Wali Kota New York, Zohran Mamdani, menyampaikan pendapatnya secara terbuka mengenai kemenangan Argentina atas Mesir di ajang Piala Dunia.
Pertandingan tersebut sempat mengisyaratkan kejutan besar, ketika juara bertahan Argentina tertinggal 0-2 dengan waktu tersisa sedikit lebih dari sepuluh menit, setelah Lionel Messi gagal mengeksekusi penalti pada babak pertama.
Namun, kebangkitan luar biasa di menit-menit akhir membawa Argentina menang 3-2 atas tim asal Afrika Utara tersebut dan melaju ke perempat final.

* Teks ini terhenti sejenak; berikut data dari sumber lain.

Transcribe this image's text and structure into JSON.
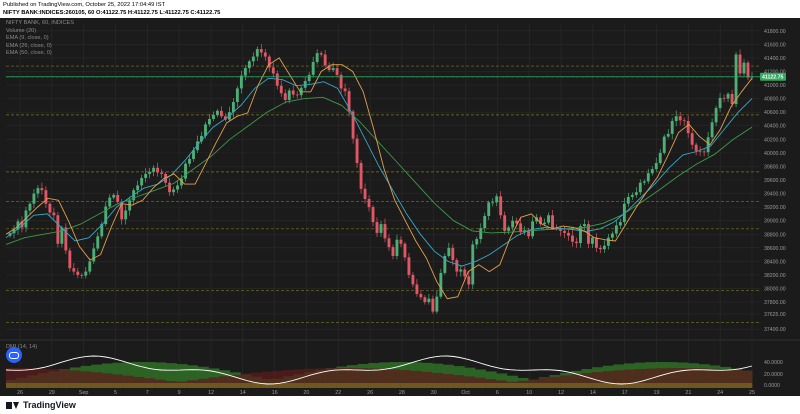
{
  "header": {
    "published": "Published on TradingView.com, October 25, 2022 17:04:49 IST",
    "ohlc": "NIFTY BANK:INDICES:260105, 60  O:41122.75 H:41122.75 L:41122.75 C:41122.75"
  },
  "legend": {
    "symbol": "NIFTY BANK, 60, INDICES",
    "volume": "Volume (20)",
    "ema9": "EMA (9, close, 0)",
    "ema26": "EMA (26, close, 0)",
    "ema50": "EMA (50, close, 0)"
  },
  "dmi_label": "DMI (14, 14)",
  "footer": {
    "brand": "TradingView"
  },
  "colors": {
    "background": "#1b1b1b",
    "up": "#4caf76",
    "down": "#e05866",
    "ema9": "#e0a04a",
    "ema26": "#35a7c6",
    "ema50": "#3d9a4a",
    "grid": "#2b2b2b",
    "hline": "#7d7a1e",
    "last_price_badge": "#2faa5f",
    "dmi_line": "#ffffff",
    "dmi_green": "#2f6b27",
    "dmi_red": "#5b1c1c",
    "dmi_yellow": "#77621d"
  },
  "chart_data": {
    "type": "candlestick",
    "timeframe": "60",
    "x_ticks": [
      "26",
      "29",
      "Sep",
      "5",
      "7",
      "9",
      "12",
      "14",
      "16",
      "20",
      "22",
      "26",
      "28",
      "30",
      "Oct",
      "6",
      "10",
      "12",
      "14",
      "17",
      "19",
      "21",
      "24",
      "25"
    ],
    "y_ticks": [
      41800,
      41600,
      41400,
      41200,
      41000,
      40800,
      40600,
      40400,
      40200,
      40000,
      39800,
      39600,
      39400,
      39200,
      39000,
      38800,
      38600,
      38400,
      38200,
      38000,
      37800,
      37625,
      37400
    ],
    "ylim": [
      37300,
      41900
    ],
    "last_price": "41122.75",
    "horizontal_levels": [
      41280,
      41120,
      40560,
      39720,
      39280,
      38880,
      37970,
      37500
    ],
    "close": [
      38815,
      38870,
      38990,
      38900,
      39150,
      39250,
      39400,
      39480,
      39450,
      39250,
      39120,
      39080,
      38660,
      38900,
      38560,
      38300,
      38250,
      38200,
      38190,
      38250,
      38400,
      38590,
      38770,
      38950,
      39210,
      39340,
      39380,
      39280,
      39020,
      39150,
      39300,
      39450,
      39520,
      39630,
      39690,
      39720,
      39780,
      39710,
      39690,
      39560,
      39420,
      39460,
      39520,
      39620,
      39840,
      39910,
      40040,
      40170,
      40250,
      40420,
      40500,
      40560,
      40620,
      40540,
      40490,
      40600,
      40750,
      40950,
      41140,
      41250,
      41350,
      41420,
      41530,
      41480,
      41420,
      41260,
      41170,
      40990,
      40880,
      40780,
      40920,
      40860,
      40850,
      40960,
      41060,
      41150,
      41340,
      41470,
      41450,
      41290,
      41220,
      41250,
      41150,
      40950,
      40910,
      40610,
      40210,
      39850,
      39470,
      39320,
      39200,
      38980,
      38820,
      38950,
      38740,
      38610,
      38480,
      38720,
      38660,
      38460,
      38200,
      38060,
      37920,
      37870,
      37800,
      37850,
      37660,
      37880,
      38230,
      38480,
      38600,
      38420,
      38250,
      38280,
      38180,
      38060,
      38650,
      38730,
      38890,
      39070,
      39270,
      39270,
      39360,
      39080,
      38850,
      38900,
      39000,
      38960,
      38830,
      38860,
      38770,
      38990,
      39050,
      38950,
      38970,
      39080,
      38890,
      38880,
      38850,
      38820,
      38780,
      38690,
      38670,
      38920,
      38950,
      38660,
      38750,
      38600,
      38580,
      38630,
      38750,
      38810,
      38930,
      38980,
      39250,
      39350,
      39380,
      39420,
      39560,
      39580,
      39700,
      39760,
      39850,
      40000,
      40240,
      40280,
      40470,
      40540,
      40480,
      40470,
      40290,
      40120,
      40030,
      40020,
      40010,
      40230,
      40450,
      40660,
      40810,
      40800,
      40870,
      40720,
      41450,
      41170,
      41330,
      41110,
      41122.75
    ],
    "ema9_approx": [
      38800,
      38900,
      39050,
      39200,
      39330,
      39300,
      38980,
      38620,
      38420,
      38500,
      38900,
      39250,
      39230,
      39300,
      39480,
      39620,
      39690,
      39540,
      39540,
      39840,
      40150,
      40440,
      40540,
      40590,
      41000,
      41300,
      41400,
      41150,
      40900,
      40900,
      41200,
      41300,
      41300,
      41200,
      40900,
      40350,
      39750,
      39300,
      39000,
      38700,
      38450,
      38100,
      37850,
      37880,
      38250,
      38350,
      38250,
      38350,
      38750,
      39050,
      39100,
      38950,
      38880,
      38920,
      38900,
      38850,
      38750,
      38720,
      38700,
      38950,
      39200,
      39430,
      39640,
      39960,
      40300,
      40420,
      40240,
      40120,
      40350,
      40680,
      40900,
      41100
    ],
    "ema26_approx": [
      38750,
      38900,
      39080,
      39100,
      38900,
      38700,
      38750,
      38950,
      39200,
      39350,
      39480,
      39540,
      39680,
      39900,
      40150,
      40380,
      40520,
      40700,
      40950,
      41100,
      41080,
      40990,
      41010,
      41050,
      40950,
      40600,
      40200,
      39800,
      39450,
      39100,
      38800,
      38550,
      38400,
      38330,
      38400,
      38500,
      38640,
      38780,
      38870,
      38900,
      38890,
      38870,
      38840,
      38880,
      38980,
      39150,
      39350,
      39550,
      39780,
      39970,
      40020,
      40100,
      40350,
      40600,
      40800
    ],
    "ema50_approx": [
      38650,
      38750,
      38800,
      38850,
      38950,
      39100,
      39250,
      39350,
      39450,
      39550,
      39750,
      39950,
      40200,
      40400,
      40600,
      40750,
      40800,
      40820,
      40700,
      40450,
      40150,
      39850,
      39550,
      39250,
      39000,
      38850,
      38820,
      38830,
      38850,
      38870,
      38880,
      38900,
      38960,
      39080,
      39260,
      39450,
      39650,
      39830,
      39980,
      40200,
      40380
    ]
  }
}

Para pemain Mesir terlihat kecewa berat setelah sejumlah keputusan wasit dianggap merugikan mereka dalam laga yang bisa saja berakhir berbeda. Sebuah gol yang dianulir pada awal pertandingan serta dugaan pelanggaran terhadap Mo Salah dalam proses gol kemenangan Argentina menjadi dua momen paling kontroversial. Beberapa pemain Mesir bahkan menuduh bahwa pertandingan tersebut telah “diatur”.
Enzo Fernández menjadi pencetak gol penentu kemenangan Argentina atas Mesir.
Meskipun Zohran Mamdani tidak sampai menuduh sejauh itu, ia tampak sependapat dengan pandangan para pemain Mesir terkait sejumlah keputusan wasit yang merugikan tim tersebut.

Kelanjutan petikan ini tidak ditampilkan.